Tuesday 7 May 2013

Dressing Up

Yesterday was school photo day. Now I know things have probably changed a lot in the last 20 years, but when I was seven a school photo involved smart school uniform and a formal levelled line up with the teacher. Here in Saudi the ideas are a little different. The girls were dressed up like dolls in these pink frilly things that would've had me in tears as a kid (I do actually remember crying once when my Mum made me wear a dress to my sisters birthday party). There were bows and sashes galore and even floppy silk hats and hoods. All of my girls except one-who's not Saudi- came to school with their hair straightened, because 'straight hair is good in Saudi Arabia.' I'm not sure I like the idea of changing your seven-year-olds natural appearance to create a supposedly more beautiful look. Again I know times have changed and straighteners weren't even around when I was their age, but I can't help finding this all a bit scary. The kids are already taking on their parents views and ideals of how they should look.
Perhaps I'm not being fair. I was, after all, a tom boy who had a bowl cut and was pleased when my teacher referred to me as a boy (it took me a long time to realise it was a joke). Maybe other girls of my era were just as conscious of what they looked like as the students are in my class. Maybe nothing has changed, and this country is normal.
No, that doesn't sound right.

For me the fact remains: whether this dressing up of young girls like dolls has been around forever or not, I dislike the way it prematurely prepares them for a life of preening and altering and generally being overly self-conscious.

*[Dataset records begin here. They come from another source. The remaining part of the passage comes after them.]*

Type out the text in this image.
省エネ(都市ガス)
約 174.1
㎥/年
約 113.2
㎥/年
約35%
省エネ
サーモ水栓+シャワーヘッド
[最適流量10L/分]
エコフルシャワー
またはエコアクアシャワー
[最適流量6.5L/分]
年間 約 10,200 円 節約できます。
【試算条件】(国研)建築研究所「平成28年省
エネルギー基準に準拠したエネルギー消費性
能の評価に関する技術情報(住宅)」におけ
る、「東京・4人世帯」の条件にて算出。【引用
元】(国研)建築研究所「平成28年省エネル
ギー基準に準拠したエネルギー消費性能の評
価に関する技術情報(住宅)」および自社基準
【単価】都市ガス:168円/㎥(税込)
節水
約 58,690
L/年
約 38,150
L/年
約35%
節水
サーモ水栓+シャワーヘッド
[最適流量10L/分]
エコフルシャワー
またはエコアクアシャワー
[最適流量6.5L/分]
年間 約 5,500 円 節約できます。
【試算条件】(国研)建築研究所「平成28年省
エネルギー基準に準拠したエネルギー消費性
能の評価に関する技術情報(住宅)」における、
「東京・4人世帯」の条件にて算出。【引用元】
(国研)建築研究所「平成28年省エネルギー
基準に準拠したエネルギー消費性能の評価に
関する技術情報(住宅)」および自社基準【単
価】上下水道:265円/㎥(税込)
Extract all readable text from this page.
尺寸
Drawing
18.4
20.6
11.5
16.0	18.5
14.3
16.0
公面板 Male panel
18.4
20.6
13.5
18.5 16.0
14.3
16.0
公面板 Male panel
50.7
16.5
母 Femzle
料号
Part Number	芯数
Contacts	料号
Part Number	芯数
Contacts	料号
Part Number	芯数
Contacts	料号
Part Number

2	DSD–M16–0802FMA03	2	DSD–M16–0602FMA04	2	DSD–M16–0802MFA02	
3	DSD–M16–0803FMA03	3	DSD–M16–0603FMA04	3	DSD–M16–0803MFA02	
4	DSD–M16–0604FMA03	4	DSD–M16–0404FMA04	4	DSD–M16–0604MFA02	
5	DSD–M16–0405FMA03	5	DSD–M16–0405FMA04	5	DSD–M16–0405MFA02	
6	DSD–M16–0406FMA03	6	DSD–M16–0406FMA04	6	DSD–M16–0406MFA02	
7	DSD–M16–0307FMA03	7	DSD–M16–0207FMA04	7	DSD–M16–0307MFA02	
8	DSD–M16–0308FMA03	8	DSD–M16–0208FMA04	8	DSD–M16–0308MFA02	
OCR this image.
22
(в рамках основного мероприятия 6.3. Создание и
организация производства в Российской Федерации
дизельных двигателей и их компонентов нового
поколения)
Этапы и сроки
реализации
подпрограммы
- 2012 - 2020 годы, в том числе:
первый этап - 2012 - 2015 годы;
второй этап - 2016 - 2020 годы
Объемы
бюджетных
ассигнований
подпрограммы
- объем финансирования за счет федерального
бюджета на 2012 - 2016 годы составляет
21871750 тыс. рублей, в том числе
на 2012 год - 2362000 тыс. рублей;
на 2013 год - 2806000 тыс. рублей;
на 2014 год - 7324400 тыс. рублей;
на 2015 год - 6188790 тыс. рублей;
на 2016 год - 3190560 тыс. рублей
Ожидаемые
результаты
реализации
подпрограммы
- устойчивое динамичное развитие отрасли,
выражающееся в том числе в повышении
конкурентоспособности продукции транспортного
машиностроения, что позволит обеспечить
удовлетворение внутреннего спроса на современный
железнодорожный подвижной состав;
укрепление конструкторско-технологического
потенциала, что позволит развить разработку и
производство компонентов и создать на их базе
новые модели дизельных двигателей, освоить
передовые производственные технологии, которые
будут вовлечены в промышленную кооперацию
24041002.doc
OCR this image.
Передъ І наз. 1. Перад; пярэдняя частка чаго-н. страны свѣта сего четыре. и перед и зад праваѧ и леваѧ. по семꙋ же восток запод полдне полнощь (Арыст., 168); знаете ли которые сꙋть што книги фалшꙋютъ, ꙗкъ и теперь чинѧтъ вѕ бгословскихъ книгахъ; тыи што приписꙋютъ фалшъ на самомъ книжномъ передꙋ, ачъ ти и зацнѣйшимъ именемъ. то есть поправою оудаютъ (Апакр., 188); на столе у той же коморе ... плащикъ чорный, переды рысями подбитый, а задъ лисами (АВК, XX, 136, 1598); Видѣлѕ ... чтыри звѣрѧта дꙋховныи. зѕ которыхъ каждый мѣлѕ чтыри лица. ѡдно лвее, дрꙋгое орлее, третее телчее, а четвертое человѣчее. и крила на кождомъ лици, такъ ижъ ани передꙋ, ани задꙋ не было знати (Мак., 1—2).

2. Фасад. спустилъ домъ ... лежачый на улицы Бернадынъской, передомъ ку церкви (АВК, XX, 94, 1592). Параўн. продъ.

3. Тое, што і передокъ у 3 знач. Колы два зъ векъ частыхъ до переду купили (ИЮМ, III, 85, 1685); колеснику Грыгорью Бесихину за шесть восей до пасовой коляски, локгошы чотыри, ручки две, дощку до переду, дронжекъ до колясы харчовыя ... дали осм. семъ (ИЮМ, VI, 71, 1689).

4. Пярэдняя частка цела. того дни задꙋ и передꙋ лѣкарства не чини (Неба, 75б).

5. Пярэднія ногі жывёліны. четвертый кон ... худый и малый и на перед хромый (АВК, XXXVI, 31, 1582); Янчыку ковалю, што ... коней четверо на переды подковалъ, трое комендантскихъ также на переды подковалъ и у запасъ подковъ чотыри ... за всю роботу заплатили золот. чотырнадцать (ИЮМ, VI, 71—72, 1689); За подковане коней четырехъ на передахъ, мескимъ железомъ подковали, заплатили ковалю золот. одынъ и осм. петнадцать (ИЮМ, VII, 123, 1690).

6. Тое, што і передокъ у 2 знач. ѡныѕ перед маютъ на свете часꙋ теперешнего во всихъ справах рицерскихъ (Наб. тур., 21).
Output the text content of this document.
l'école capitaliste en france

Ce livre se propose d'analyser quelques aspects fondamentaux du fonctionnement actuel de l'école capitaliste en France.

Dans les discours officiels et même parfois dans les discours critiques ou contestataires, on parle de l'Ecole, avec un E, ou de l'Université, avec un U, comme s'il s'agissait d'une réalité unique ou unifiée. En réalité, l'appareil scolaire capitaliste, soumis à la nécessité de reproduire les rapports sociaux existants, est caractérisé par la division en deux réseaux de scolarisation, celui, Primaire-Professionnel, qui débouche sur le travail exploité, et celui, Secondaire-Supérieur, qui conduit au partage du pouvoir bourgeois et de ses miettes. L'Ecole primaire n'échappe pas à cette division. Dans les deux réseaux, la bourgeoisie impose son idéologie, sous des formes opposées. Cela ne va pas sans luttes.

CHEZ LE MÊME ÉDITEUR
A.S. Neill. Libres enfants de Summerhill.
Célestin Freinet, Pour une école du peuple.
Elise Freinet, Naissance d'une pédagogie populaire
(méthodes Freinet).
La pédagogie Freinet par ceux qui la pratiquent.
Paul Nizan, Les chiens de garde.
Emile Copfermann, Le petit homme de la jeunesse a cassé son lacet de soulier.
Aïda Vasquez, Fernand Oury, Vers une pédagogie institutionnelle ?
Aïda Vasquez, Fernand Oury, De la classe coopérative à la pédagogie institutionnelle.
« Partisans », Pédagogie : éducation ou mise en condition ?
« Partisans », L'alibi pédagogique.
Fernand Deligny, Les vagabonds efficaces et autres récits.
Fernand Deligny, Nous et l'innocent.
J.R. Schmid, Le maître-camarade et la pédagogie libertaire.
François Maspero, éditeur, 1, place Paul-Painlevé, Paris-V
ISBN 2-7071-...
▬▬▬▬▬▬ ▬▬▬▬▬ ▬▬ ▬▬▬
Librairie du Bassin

Modelling one of the more understated numbers 

The admin staff had the job of getting the children dressed up and ready. You'd think this could be a fairly easy affair, like give the children their dresses and let them all put them on, then go round and help with zips. But oh no. Adults here encourage prudishness, teaching the children to hide from each other and be embarrassed about getting undressed. I've actually had a student before push a bookcase forward so she could get changed behind it. The girls yesterday were brought one by one into the office where I was working. The teacher signalled each child behind the door, then turned the light off, which made hardly any difference at all, as if to hide the children's modesty or something.

It's the end of the year, and as well as the silly photos, we also have a 'graduation' next week. All the mothers are coming (no men allowed, obvs) and they expect to be wowed with the cuteness of their offspring. My boys have been working really hard to put together an extract from Mr. Brown by Dr. Seuss. Unfortunately it's a bit of a mess and we've practiced up till now with me on the stage too, counting the boys in, passing them their posters and generally helping them to stay in time. I was also going to do a little intro speech, thanking the kids for being good and wishing them luck in their future endeavours etc. etc. But now, a week before, I've been told I'm not allowed on stage. So it's up to the kids to figure themselves out. I had a dream the other night where they got a quarter of the way through, got out of time from each other, forgot their lines, then gave up and just walked off the stage. I fear this could be a premonition.

In other news, it's raining hard. Day off methinks?